(1) Field of the Invention
The present invention relates to an apparatus for controllably sucking intake air into each cylinder of an internal combustion engine and a method for controlling intake air quantity of the internal combustion engine with improved responsive characteristic.
(2) Description of the Background Art
Recently, a generally called traction control system (TCS) has been put into practice which is provided with an auxiliary throttle valve installed within a throttle chamber of an intake air passage of a vehicular engine in series with a first throttle valve (installed within the throttle chamber) associated with an accelerator pedal, the auxiliary throttle valve being driven by means of an electric motor which pivots the auxiliary throttle valve in response to a control signal.
The traction control system further includes a first sensor for detecting a rotational speed of each driven tire wheel of the vehicle, a second sensor for detecting a rotational speed of each non-driven (steered) tire wheel, and calculation means for calculating a difference between both rotational speeds of the driven and non-driven wheels to monitor a slip condition. Then, the traction control system controls an opening angle of the auxiliary throttle valve toward a closed position when the slip condition appears so that the engine output is reduced, and an excessive intake air quantity caused by the instantaneous opening angle of the first throttle valve is throttled by means of the auxiliary throttle valve.
Such a traction control system as described above is exemplified by U.S. Pat. Nos. 4,850,659, 4,811,808, 4,765,430, and 4,969,102.
In order to cope with a recent trend of requiring a low fuel consumption rate for the vehicular engine, a control system having an increased Exhaust Gas Recirculation rate (EGR) and/or an air/fuel mixture ratio which is controlled to become leaner, has been proposed.
However, if the controls for increasing the EGR rate and/or making the air/fuel mixture ratio leaner are executed, a surge, i.e., a low frequency vibration of a vehicle body in the forward and rearward directions during a cruise run or during a vehicle acceleration/deceleration due to an unsmooth operation of the vehicular engine, can occur easily.
If the surge were absorbed and eliminated by the opening angle control of the auxiliary throttle valve in the traction control system described above, the surge could be avoided and, on the other hand, a low fuel consumption rate could be achieved through the leaner air/fuel mixture ratio.
However, such a traction control as described above has an adverse effect on the engine output characteristic. That is to say, even if the surge, having a frequency range from 1 Hz to 10 Hz which is transmitted to an occupant of the vehicle, is absorbed through the opening angle control of the auxiliary throttle valve, the responsive characteristic of the engine output to the controlled opening angle of the auxiliary throttle valve is poor due to an inherent presence of a collector (intake manifold which is chamber) capacity in an intake manifold provided at a downstream portion of the auxiliary throttle valve. Therefore, the surge cannot sufficiently be absorbed in the above-described traction control system.

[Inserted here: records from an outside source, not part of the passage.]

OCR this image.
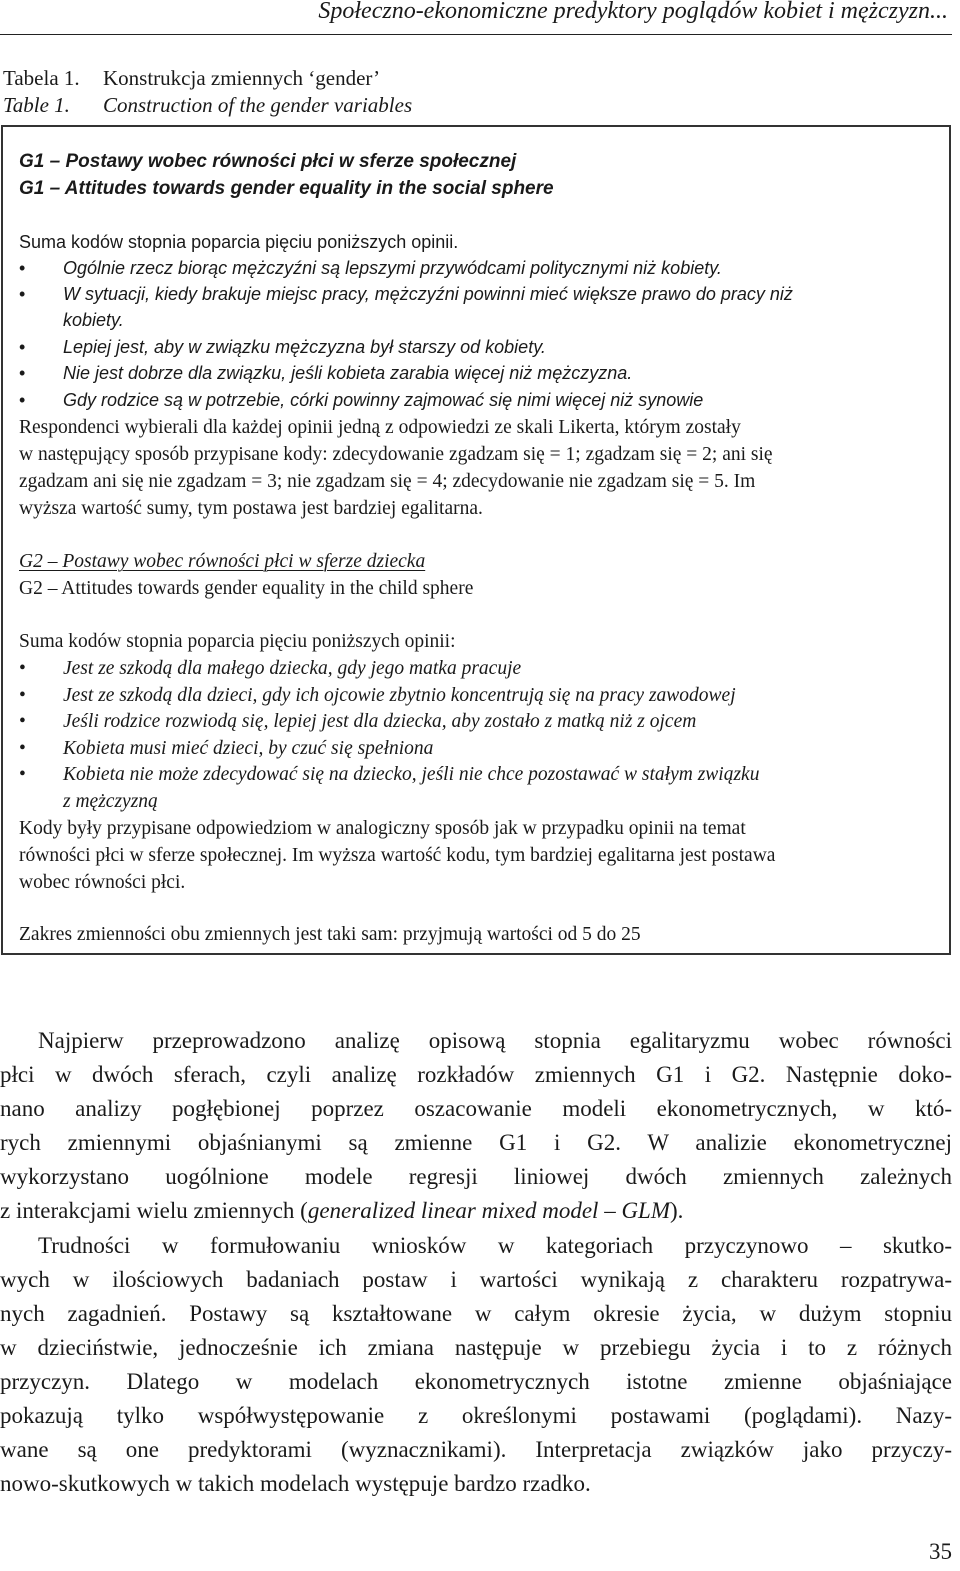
Społeczno-ekonomiczne predyktory poglądów kobiet i mężczyzn...
Tabela 1. Konstrukcja zmiennych ‘gender’
Table 1. Construction of the gender variables
G1 – Postawy wobec równości płci w sferze społecznej
G1 – Attitudes towards gender equality in the social sphere
Suma kodów stopnia poparcia pięciu poniższych opinii.
• Ogólnie rzecz biorąc mężczyźni są lepszymi przywódcami politycznymi niż kobiety.
• W sytuacji, kiedy brakuje miejsc pracy, mężczyźni powinni mieć większe prawo do pracy niż
kobiety.
• Lepiej jest, aby w związku mężczyzna był starszy od kobiety.
• Nie jest dobrze dla związku, jeśli kobieta zarabia więcej niż mężczyzna.
• Gdy rodzice są w potrzebie, córki powinny zajmować się nimi więcej niż synowie
Respondenci wybierali dla każdej opinii jedną z odpowiedzi ze skali Likerta, którym zostały
w następujący sposób przypisane kody: zdecydowanie zgadzam się = 1; zgadzam się = 2; ani się
zgadzam ani się nie zgadzam = 3; nie zgadzam się = 4; zdecydowanie nie zgadzam się = 5. Im
wyższa wartość sumy, tym postawa jest bardziej egalitarna.
G2 – Postawy wobec równości płci w sferze dziecka
G2 – Attitudes towards gender equality in the child sphere
Suma kodów stopnia poparcia pięciu poniższych opinii:
• Jest ze szkodą dla małego dziecka, gdy jego matka pracuje
• Jest ze szkodą dla dzieci, gdy ich ojcowie zbytnio koncentrują się na pracy zawodowej
• Jeśli rodzice rozwiodą się, lepiej jest dla dziecka, aby zostało z matką niż z ojcem
• Kobieta musi mieć dzieci, by czuć się spełniona
• Kobieta nie może zdecydować się na dziecko, jeśli nie chce pozostawać w stałym związku
z mężczyzną
Kody były przypisane odpowiedziom w analogiczny sposób jak w przypadku opinii na temat
równości płci w sferze społecznej. Im wyższa wartość kodu, tym bardziej egalitarna jest postawa
wobec równości płci.
Zakres zmienności obu zmiennych jest taki sam: przyjmują wartości od 5 do 25
Najpierw przeprowadzono analizę opisową stopnia egalitaryzmu wobec równości
płci w dwóch sferach, czyli analizę rozkładów zmiennych G1 i G2. Następnie doko-
nano analizy pogłębionej poprzez oszacowanie modeli ekonometrycznych, w któ-
rych zmiennymi objaśnianymi są zmienne G1 i G2. W analizie ekonometrycznej
wykorzystano uogólnione modele regresji liniowej dwóch zmiennych zależnych
z interakcjami wielu zmiennych (generalized linear mixed model – GLM).
Trudności w formułowaniu wniosków w kategoriach przyczynowo – skutko-
wych w ilościowych badaniach postaw i wartości wynikają z charakteru rozpatrywa-
nych zagadnień. Postawy są kształtowane w całym okresie życia, w dużym stopniu
w dzieciństwie, jednocześnie ich zmiana następuje w przebiegu życia i to z różnych
przyczyn. Dlatego w modelach ekonometrycznych istotne zmienne objaśniające
pokazują tylko współwystępowanie z określonymi postawami (poglądami). Nazy-
wane są one predyktorami (wyznacznikami). Interpretacja związków jako przyczy-
nowo-skutkowych w takich modelach występuje bardzo rzadko.
35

In addition, in an engine output control using the traction control system such that the engine output is reduced when the slip condition occurs, the traction on the wheels of the vehicle cannot speedily recover due to the presence of a response delay to the controlled opening angle of the auxiliary throttle valve in the engine output. The response delay being caused by the presence of the collector capacity described above.
Although the auxiliary throttle valve can be used to control the engine output, irrespective of the opening angle of the first throttle valve controlled in association with the accelerator pedal operation, such that the engine output is once reduced during a gear shift (for example, gear range up-shift from a third gear range to a fourth gear range) of a gear range of a vehicular power transmission associated with the engine in order to reduce or relieve a shock occurred during the gear shift operation, the responsive characteristic of the engine output to the controlled opening angle control of the auxiliary throttle valve is poor. It is desirable and necessary to improve such a poor responsive characteristic if such an engine output control system is put into practice.
Furthermore, in a case where an opening angle of an idling speed control valve, intervened in a bypass passage bypassing the first and auxiliary throttle valves, is controlled so that an engine idling revolutional speed is matched with a target idling revolutional speed in a feedback control mode, the intake air supplied via the bypass passage is once filled in the intake manifold collector portion and, then, sucked into the engine.
Therefore, a response delay also occurs during idling speed control through the idling speed control valve in the same way as the response delay in the engine output control through the auxiliary throttle valve occurs due to the presence of the collector capacity.